Ajay stripped off his glasses, looked up, saw the swarm, apparently for the first time, and started running around at twice the speed. “Well, that was the most horrible piece of advice in history!”

A chunk of the swarm broke off from the rest of the cloud and headed for Will, flying right at his face. He saw just enough of the ones in the lead to register they had something like hideous human faces. Without thinking, he summoned up a thought-form in the shape of a large bag, snapped it shut around them, and hurled it down. The insects dropped to the ground at his feet and he stomped on them repeatedly, sending spurts of green and violet fluid shooting in every direction.

Ajay continued to dart and dance around, trying to escape the main body of the swarm. Will saw Elise take in a deep breath.

“Ajay, hit the ground!” shouted Will.

Ajay instantly dropped flat, just as Elise projected out a hard crack of sound that rippled through the air like a cannonball and hit the center of the swarm square on. The bugs scattered, torn apart by the force of the blast that passed just above Ajay's prone form.

Ajay covered the back of his head with both hands, grunting and issuing squeals of distress, trying to squirm himself even flatter to the ground as he felt the dead bugs falling onto him and the ground all around him. As Ajay thrashed, Will walked over and knelt down beside him, patting him on the back.

“Ajay, take it easy…Ajay!”

Ajay looked up at him, his eyes manic. “Are they gone? What kind of madness is this?
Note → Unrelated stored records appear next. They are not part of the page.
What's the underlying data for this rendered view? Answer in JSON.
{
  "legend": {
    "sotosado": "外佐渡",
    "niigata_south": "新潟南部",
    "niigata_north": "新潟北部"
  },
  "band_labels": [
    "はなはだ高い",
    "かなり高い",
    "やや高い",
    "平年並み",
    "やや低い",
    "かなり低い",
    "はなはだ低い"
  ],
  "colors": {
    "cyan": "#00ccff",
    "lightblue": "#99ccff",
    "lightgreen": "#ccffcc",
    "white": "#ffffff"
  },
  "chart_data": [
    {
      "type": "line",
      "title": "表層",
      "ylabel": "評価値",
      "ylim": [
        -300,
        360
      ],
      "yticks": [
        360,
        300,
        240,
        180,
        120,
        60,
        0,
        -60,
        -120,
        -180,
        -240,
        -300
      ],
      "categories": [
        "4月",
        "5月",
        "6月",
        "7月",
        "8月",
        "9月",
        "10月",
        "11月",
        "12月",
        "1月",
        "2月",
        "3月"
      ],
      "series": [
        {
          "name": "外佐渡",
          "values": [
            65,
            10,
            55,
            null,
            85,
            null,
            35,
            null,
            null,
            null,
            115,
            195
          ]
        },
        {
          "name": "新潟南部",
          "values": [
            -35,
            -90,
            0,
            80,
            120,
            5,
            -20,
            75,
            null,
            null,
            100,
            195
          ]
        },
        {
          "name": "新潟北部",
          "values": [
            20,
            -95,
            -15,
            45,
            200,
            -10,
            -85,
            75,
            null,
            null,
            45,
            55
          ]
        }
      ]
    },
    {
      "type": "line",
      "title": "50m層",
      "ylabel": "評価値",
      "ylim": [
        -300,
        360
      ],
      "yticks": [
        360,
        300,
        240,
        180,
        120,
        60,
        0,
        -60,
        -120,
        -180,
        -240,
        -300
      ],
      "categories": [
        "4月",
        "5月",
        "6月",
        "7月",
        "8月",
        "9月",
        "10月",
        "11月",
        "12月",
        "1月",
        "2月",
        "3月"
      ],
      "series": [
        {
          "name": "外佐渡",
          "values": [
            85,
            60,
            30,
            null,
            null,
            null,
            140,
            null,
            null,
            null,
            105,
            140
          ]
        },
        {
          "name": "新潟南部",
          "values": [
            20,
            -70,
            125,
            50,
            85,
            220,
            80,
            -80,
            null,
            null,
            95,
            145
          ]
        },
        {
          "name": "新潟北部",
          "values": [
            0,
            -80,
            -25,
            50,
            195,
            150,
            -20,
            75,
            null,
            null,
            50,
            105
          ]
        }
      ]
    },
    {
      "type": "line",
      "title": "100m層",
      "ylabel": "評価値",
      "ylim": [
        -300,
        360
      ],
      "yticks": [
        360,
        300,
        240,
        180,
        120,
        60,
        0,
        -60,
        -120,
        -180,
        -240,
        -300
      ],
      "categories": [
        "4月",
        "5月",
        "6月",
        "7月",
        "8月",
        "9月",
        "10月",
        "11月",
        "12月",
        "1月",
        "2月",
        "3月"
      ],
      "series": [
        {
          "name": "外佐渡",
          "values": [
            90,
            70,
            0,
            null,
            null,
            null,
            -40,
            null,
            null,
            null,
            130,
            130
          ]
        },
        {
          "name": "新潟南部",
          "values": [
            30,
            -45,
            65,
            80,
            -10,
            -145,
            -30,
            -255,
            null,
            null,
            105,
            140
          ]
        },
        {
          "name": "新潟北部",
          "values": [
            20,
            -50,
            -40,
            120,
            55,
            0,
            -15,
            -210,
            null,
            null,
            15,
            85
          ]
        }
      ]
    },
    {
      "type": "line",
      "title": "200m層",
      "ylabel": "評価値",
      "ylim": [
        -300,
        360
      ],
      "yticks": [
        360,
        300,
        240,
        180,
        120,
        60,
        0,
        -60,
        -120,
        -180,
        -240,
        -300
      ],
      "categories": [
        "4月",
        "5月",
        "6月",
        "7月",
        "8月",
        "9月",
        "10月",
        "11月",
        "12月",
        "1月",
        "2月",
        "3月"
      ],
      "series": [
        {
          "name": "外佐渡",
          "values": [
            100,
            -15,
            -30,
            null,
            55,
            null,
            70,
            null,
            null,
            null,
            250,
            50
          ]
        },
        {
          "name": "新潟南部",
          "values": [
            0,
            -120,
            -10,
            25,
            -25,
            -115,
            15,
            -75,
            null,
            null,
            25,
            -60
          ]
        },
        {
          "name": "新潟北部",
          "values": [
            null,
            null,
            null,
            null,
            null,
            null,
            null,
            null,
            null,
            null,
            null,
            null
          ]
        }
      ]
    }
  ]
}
What manner of godforsaken hell have you taken us to?”

“Ajay, snap out of it,” said Elise, moving around to his other side, taking him by the arm. “We don't have time for one of your freak-outs at the moment.”

Ajay turned his head slightly, saw the bodies of the bugs scattered around him, and looked over at Elise. “Invisible bees the size of atomic jawbreakers, and you don't think I have the right to freak out?”

“You couldn't see them with the glasses on,” said Will. “We don't need them here.”

“Where are Nick and Jericho?” asked Elise as they lifted him to his feet.

“I have no earthly idea. Nick came through the opening just after me, I thought, but I never saw him. I ended up just over there by that big rock.”

“Where'd the bees come from?”

“They came hurtling at me out of a mud hive on the side of the rock that could house a family of rottweilers. How did you two find each other?”

“We were holding hands as we passed through the portal,” said Elise.